Memleketim insanı zaten mahallede yaşıyor çok zor şartlarda e tabi bunun aynısını dizide görmek istemiyor o hayal ettiği yaşantıyı görmek istiyor bir kaç dakika da olsa mahalle dışına çıkma hayallere dalıyor , çünkü biliyor ,ömür boyu o hayal ettiği yaşantıyı yaşayamıyacak hayaller beleş nede olsa
 
Bu işler böyledir. ABD dizileri de genelde rezidanslarda, müstakil villalarda, banliyölerde geçer. Bizde de lüks sitelerde, yalılarda, rezidanslarda. Ancak çok spesifik konusu olan diziler mahallelerde, köylerde veya gecekondularda geçiyor.
İnsanlar -genelde- kendinde olmayanı görmek ister. Gecekonduda oturan biri gecekondu dizisi izlemek istemez ki.

Ha bana sorarsanız yapmacık, buram buram özentilik kokan yeni akım dizileri hiç sevmiyorum, o ayrı.

Bir de tabii konu itibariyle çoğu dizinin mahallede geçemeyecek olması var.

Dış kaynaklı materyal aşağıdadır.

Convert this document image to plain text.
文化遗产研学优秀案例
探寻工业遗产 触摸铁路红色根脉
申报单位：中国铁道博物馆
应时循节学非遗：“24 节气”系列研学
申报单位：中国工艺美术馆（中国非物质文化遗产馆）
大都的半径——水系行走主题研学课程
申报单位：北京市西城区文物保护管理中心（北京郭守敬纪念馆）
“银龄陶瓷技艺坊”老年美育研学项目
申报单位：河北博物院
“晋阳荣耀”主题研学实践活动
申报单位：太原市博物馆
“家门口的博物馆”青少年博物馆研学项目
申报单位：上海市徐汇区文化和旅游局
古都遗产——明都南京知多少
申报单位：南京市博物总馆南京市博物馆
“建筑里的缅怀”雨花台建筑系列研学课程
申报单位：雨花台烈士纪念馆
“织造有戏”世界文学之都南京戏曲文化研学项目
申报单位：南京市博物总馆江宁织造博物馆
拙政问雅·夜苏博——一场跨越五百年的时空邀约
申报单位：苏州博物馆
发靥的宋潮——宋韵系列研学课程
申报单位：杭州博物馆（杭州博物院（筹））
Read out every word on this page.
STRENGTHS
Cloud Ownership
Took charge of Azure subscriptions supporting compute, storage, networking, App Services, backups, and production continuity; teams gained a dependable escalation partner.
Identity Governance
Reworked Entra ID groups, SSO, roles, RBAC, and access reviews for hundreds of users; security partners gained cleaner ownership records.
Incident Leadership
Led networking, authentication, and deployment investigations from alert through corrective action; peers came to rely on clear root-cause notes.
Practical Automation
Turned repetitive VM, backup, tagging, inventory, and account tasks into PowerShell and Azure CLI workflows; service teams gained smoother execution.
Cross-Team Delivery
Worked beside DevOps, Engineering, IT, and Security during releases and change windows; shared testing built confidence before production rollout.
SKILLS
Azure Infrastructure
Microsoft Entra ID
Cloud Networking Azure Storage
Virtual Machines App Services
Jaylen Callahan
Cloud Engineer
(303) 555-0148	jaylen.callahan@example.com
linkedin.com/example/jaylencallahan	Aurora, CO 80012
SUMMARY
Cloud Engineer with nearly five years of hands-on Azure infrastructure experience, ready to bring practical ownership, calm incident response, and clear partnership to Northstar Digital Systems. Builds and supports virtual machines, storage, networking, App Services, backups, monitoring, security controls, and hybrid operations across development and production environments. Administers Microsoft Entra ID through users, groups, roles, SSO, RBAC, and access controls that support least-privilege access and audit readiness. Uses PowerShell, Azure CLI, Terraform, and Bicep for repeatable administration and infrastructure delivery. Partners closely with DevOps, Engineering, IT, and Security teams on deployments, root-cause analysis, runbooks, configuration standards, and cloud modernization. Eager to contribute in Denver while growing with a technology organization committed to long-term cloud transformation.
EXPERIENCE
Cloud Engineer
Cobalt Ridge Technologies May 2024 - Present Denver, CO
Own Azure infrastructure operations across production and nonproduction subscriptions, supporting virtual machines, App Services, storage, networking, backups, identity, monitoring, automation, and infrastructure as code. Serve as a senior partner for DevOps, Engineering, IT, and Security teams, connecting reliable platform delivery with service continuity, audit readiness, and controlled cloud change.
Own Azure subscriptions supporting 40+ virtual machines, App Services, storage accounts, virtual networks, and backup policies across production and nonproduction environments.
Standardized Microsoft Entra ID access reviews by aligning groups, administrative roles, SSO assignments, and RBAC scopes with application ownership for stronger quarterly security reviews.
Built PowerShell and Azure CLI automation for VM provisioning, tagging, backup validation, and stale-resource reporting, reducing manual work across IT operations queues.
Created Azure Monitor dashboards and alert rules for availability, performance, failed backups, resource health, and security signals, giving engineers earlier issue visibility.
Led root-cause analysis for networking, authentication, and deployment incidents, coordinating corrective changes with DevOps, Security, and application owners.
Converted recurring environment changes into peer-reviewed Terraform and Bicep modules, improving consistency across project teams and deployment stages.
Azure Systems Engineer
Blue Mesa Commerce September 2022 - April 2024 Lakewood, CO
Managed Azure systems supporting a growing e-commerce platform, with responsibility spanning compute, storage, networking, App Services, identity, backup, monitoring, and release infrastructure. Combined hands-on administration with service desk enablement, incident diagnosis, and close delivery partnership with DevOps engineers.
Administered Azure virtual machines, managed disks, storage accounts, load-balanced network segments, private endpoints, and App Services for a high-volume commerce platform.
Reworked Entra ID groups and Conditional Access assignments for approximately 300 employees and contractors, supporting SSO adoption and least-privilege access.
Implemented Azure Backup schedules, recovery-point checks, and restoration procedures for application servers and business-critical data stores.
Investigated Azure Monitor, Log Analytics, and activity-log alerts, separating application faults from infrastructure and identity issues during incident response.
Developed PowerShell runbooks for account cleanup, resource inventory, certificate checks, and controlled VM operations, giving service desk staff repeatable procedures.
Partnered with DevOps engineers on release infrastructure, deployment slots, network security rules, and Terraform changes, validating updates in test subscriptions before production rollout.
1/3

Eski diziler güzeldi be. Mahallenin Muhtarları, Tatlı Hayat, İkinci Bahar...
 
Bizimkileri yalıdan aşağısı kesmiyor valla. Hizmetçiler, şoförler... Hiç şöyle normali yok.
Fakir kirasını ödeyemeyecek kadar fakir, zenginde ölümüne zengin. Orta direk dizilerde de ölmüş.
 
bizde her sabah şıkır şıkır giyinip, topuklu ayakkabı giyip kahvaltıya iniyoruz. ordan spora geçip sonrada derneğin toplantısına katılıyoruz. türkiyenin geneli böyle çünkü.
hahah çok güldüm ben buna.hatta kahvaltıda portakal suyumuzdan bir yudum alıp hemen kapıya yöneliyoruz çok geç kaldım diyerek
 
hahah çok güldüm ben buna.hatta kahvaltıda portakal suyumuzdan bir yudum alıp hemen kapıya yöneliyoruz çok geç kaldım diyerek
Tabiki, sonra şöför arabayı kapıya getiriyor, surat asarak binip dışarı çıkıyoruz, gündüz dernek dernek gezip akşam illaki 8 de evde yemek yiyip, sonra after partiye gidiyoruz. basından saklanarak partiden çıkıp evimize gelip bi filtre kahve içip saten geceliğimizi giyip saçlarımızı tarayıp 250*250 yatağımıza yatıyoruz. sabah prensesler gibi, full makyajlı uyanıyoruz.
siz öyle değilmisiniz yoksa?
 
hahahah olmaz olurmuyuz bebeğim tamda anlattığın gibiyiz helede sabah yataktan kalkarkenki o muhteşem halimiz
 
Yani konu şu diziler olduğunda çok özür dilerim ama kabahatli olan seyircidir.
Siz medya size ne verirse alır, seyreder, raiting patlaması yaptırırsanız senaristler, yapımcılar, kanallarda size onu verir.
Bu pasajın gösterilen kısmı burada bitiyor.